Mais quand on parle des espaces publicitaires dans les rues, de quel genre de publicité parlons-nous, au fait ? L’initiative s’attaque aux affiches commerciales, mais à celles-là s’ajoutent les affiches culturelles.
« C’est effectivement très difficile de supprimer les espaces publicitaires sans toucher à l’affichage culturel, parce que les deux sont des entités distinctes pour les agences. Les tarifs ne sont par exemple pas les mêmes, mais les deux sont sur les mêmes espaces. Au GLIP, il n’y a pas de vision unique, mais nous pensons qu’il faudrait tout supprimer, et rééquilibrer de deux manières. Premièrement, placer les affiches culturelles sur les colonnes Morris, ce qui serait une façon de subventionner toutes les institutions culturelles genevoises. Ensuite, pour les structures associatives, on pourrait réintroduire des espaces d’affichage libre (mais pas sauvage). Mais tout ça va dépendre de comment le Conseil municipal traitera cette volonté de rééquilibrage. »

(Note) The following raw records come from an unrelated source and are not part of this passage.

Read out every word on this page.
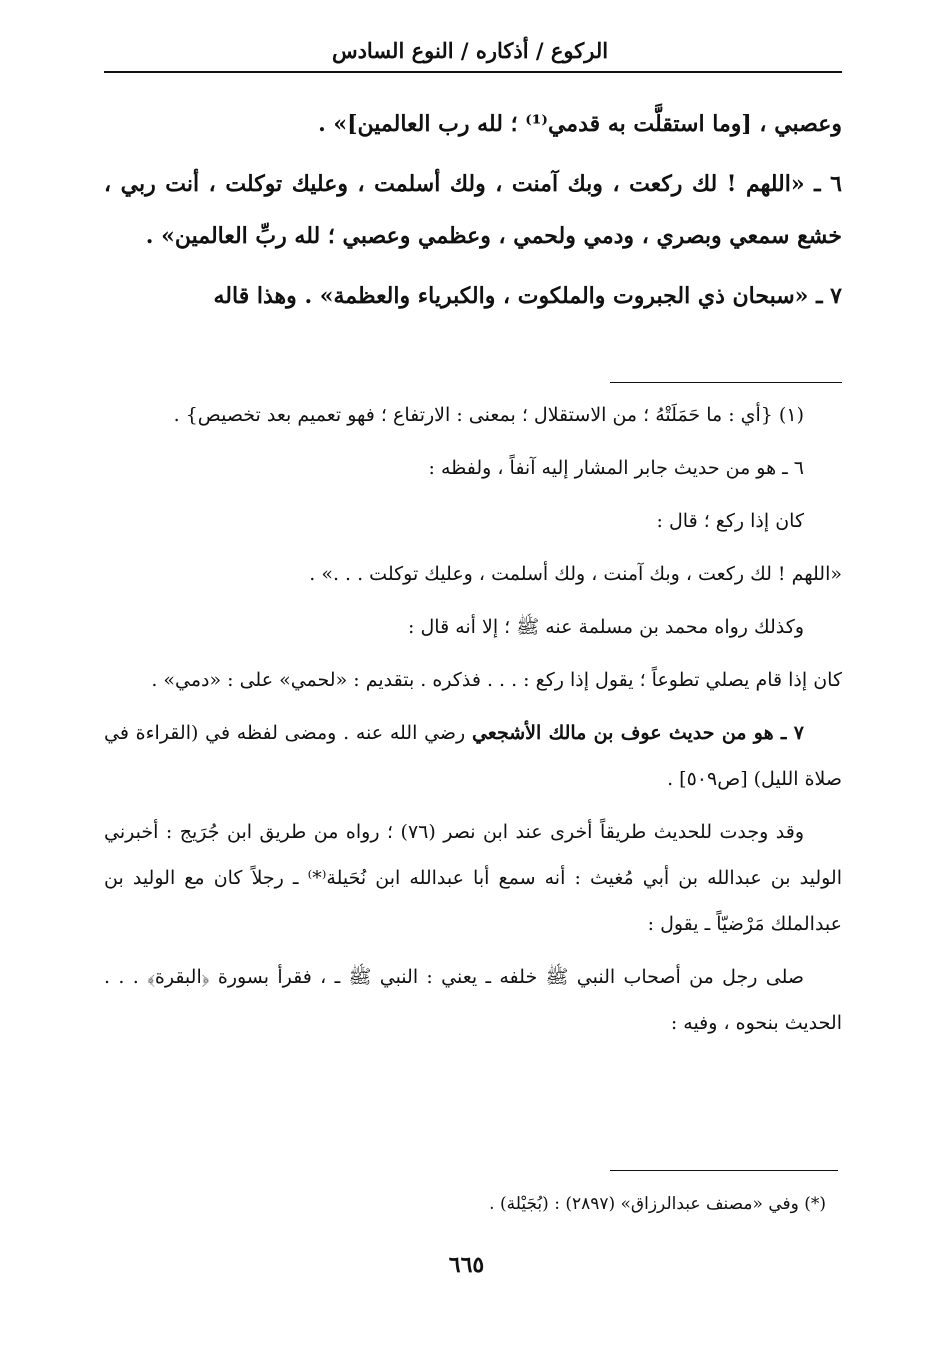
الركوع / أذكاره / النوع السادس

وعصبي ، [وما استقلَّت به قدمي⁽¹⁾ ؛ لله رب العالمين]» .

٦ ـ «اللهم ! لك ركعت ، وبك آمنت ، ولك أسلمت ، وعليك توكلت ، أنت ربي ، خشع سمعي وبصري ، ودمي ولحمي ، وعظمي وعصبي ؛ لله ربِّ العالمين» .

٧ ـ «سبحان ذي الجبروت والملكوت ، والكبرياء والعظمة» . وهذا قاله

(١) {أي : ما حَمَلَتْهُ ؛ من الاستقلال ؛ بمعنى : الارتفاع ؛ فهو تعميم بعد تخصيص} .

٦ ـ هو من حديث جابر المشار إليه آنفاً ، ولفظه :

كان إذا ركع ؛ قال :

«اللهم ! لك ركعت ، وبك آمنت ، ولك أسلمت ، وعليك توكلت . . .» .

وكذلك رواه محمد بن مسلمة عنه ﷺ ؛ إلا أنه قال :

كان إذا قام يصلي تطوعاً ؛ يقول إذا ركع : . . . فذكره . بتقديم : «لحمي» على : «دمي» .

٧ ـ هو من حديث عوف بن مالك الأشجعي رضي الله عنه . ومضى لفظه في (القراءة في صلاة الليل) [ص٥٠٩] .

وقد وجدت للحديث طريقاً أخرى عند ابن نصر (٧٦) ؛ رواه من طريق ابن جُرَيج : أخبرني الوليد بن عبدالله بن أبي مُغيث : أنه سمع أبا عبدالله ابن نُحَيلة⁽*⁾ ـ رجلاً كان مع الوليد بن عبدالملك مَرْضيّاً ـ يقول :

صلى رجل من أصحاب النبي ﷺ خلفه ـ يعني : النبي ﷺ ـ ، فقرأ بسورة ﴿البقرة﴾ . . . الحديث بنحوه ، وفيه :

(*) وفي «مصنف عبدالرزاق» (٢٨٩٧) : (بُجَيْلة) .
٦٦٥
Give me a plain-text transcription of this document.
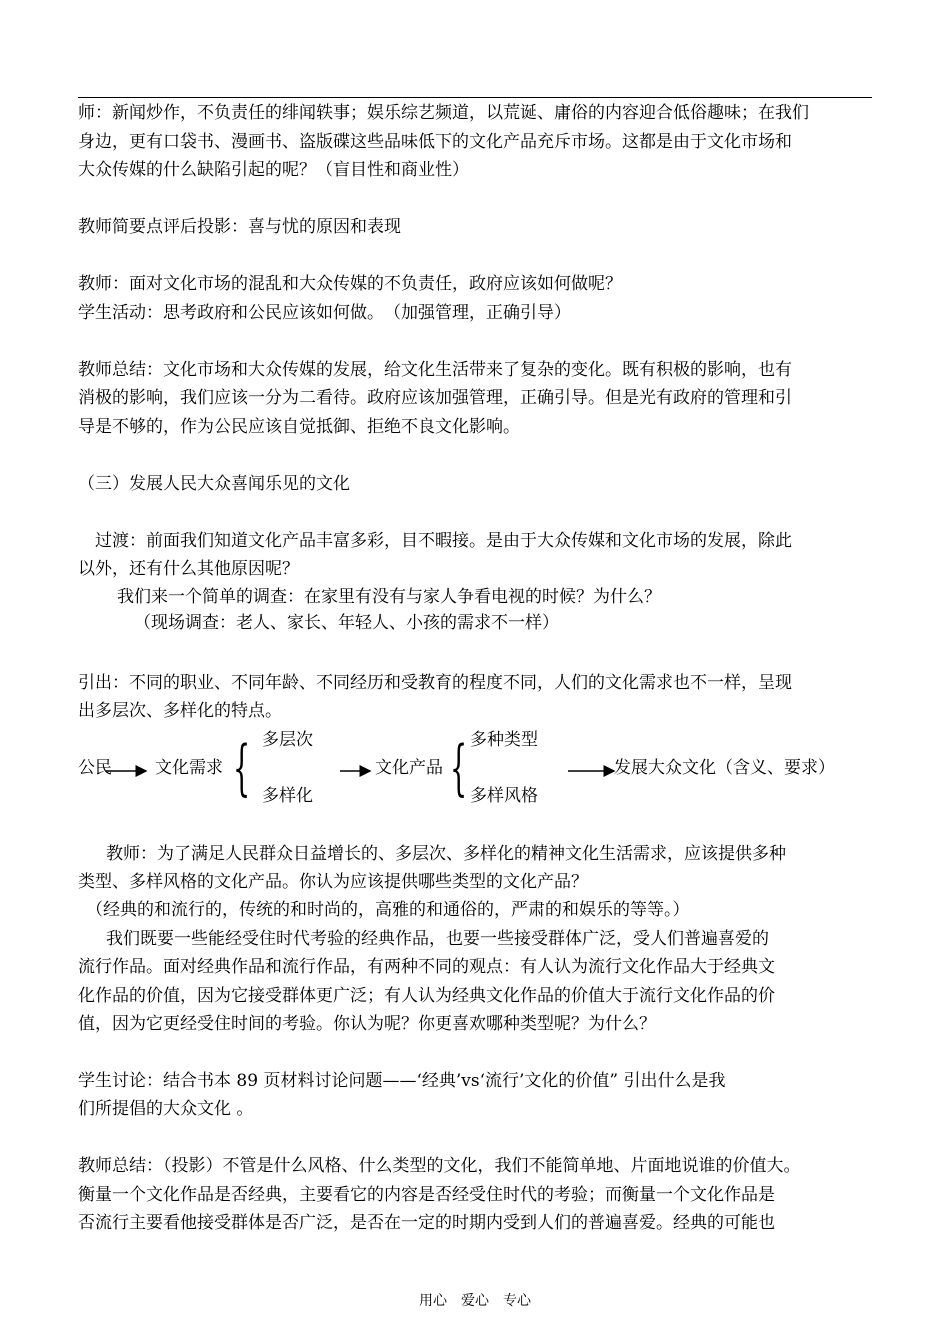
师：新闻炒作，不负责任的绯闻轶事；娱乐综艺频道，以荒诞、庸俗的内容迎合低俗趣味；在我们
身边，更有口袋书、漫画书、盗版碟这些品味低下的文化产品充斥市场。这都是由于文化市场和
大众传媒的什么缺陷引起的呢？（盲目性和商业性）
教师简要点评后投影：喜与忧的原因和表现
教师：面对文化市场的混乱和大众传媒的不负责任，政府应该如何做呢？
学生活动：思考政府和公民应该如何做。　（加强管理，正确引导）
教师总结：文化市场和大众传媒的发展，给文化生活带来了复杂的变化。既有积极的影响，也有
消极的影响，我们应该一分为二看待。政府应该加强管理，正确引导。但是光有政府的管理和引
导是不够的，作为公民应该自觉抵御、拒绝不良文化影响。
（三）发展人民大众喜闻乐见的文化
过渡：前面我们知道文化产品丰富多彩，目不暇接。是由于大众传媒和文化市场的发展，除此
以外，还有什么其他原因呢？
我们来一个简单的调查：在家里有没有与家人争看电视的时候？为什么？
（现场调查：老人、家长、年轻人、小孩的需求不一样）
引出：不同的职业、不同年龄、不同经历和受教育的程度不同，人们的文化需求也不一样，呈现
出多层次、多样化的特点。
公民	文化需求 { 多层次
多样化
文化产品 { 多种类型
多样风格
发展大众文化（含义、要求）
教师：为了满足人民群众日益增长的、多层次、多样化的精神文化生活需求，应该提供多种
类型、多样风格的文化产品。你认为应该提供哪些类型的文化产品？
（经典的和流行的，传统的和时尚的，高雅的和通俗的，严肃的和娱乐的等等。）
我们既要一些能经受住时代考验的经典作品，也要一些接受群体广泛，受人们普遍喜爱的
流行作品。面对经典作品和流行作品，有两种不同的观点：有人认为流行文化作品大于经典文
化作品的价值，因为它接受群体更广泛；有人认为经典文化作品的价值大于流行文化作品的价
值，因为它更经受住时间的考验。你认为呢？你更喜欢哪种类型呢？为什么？
学生讨论：结合书本 89 页材料讨论问题——‘经典’vs‘流行’文化的价值” 引出什么是我
们所提倡的大众文化 。
教师总结：（投影）不管是什么风格、什么类型的文化，我们不能简单地、片面地说谁的价值大。
衡量一个文化作品是否经典，主要看它的内容是否经受住时代的考验；而衡量一个文化作品是
否流行主要看他接受群体是否广泛，是否在一定的时期内受到人们的普遍喜爱。经典的可能也
用心　爱心　专心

Qui se voit passer ses samedis matins à tenter de récolter des signatures pour un sujet si peu médiatisé ? Pour Noé comme pour les personnes impliquées dans l’initiative, c’est l’occasion d’engager de vastes discussions avec les gens qu’ils rencontrent.
« Parfois, on tombe sur des gens qui sont dans la publicité. C’est assez drôle, parce qu’ils ne sont pas dupes de ce qu’ils font. L’un d’eux m’a dit : “nous, on sait très bien que la majorité des gens ne perçoivent même plus la publicité : on travaille avec ce côté subliminal, on crée un bain publicitaire”. Pour reprendre leurs termes, il me parlait en B-to-B (businessman to businessman), et pas en B-to-Consumer, totalement décomplexé ! Sinon, il y a des gens qui trouvent que la publicité, c’est joli, que ça colore les rues. Certains disent que la publicité leur permet de s’informer, qu’ils sortent rarement, qu’ils ont peu de temps… Personnellement, je trouve ça un peu dangereux, mais bon… Et puis, il y a les intellectuels libéraux de Plainpalais, qui disent : « la publicité, c’est la liberté d’expression », il faut toute une discussion pour leur montrer que la publicité, c’est justement l’inverse : c’est la liberté d’expression pour les dominants, ceux qui en ont les moyens ; c’est une propagande qui sert à étouffer toute une forme d’expression. Mais à 90%, on a plutôt affaire à des gens qui sont pour la suppression, ou alors qui ne voient pas le point et qui craignent les retombées économiques. »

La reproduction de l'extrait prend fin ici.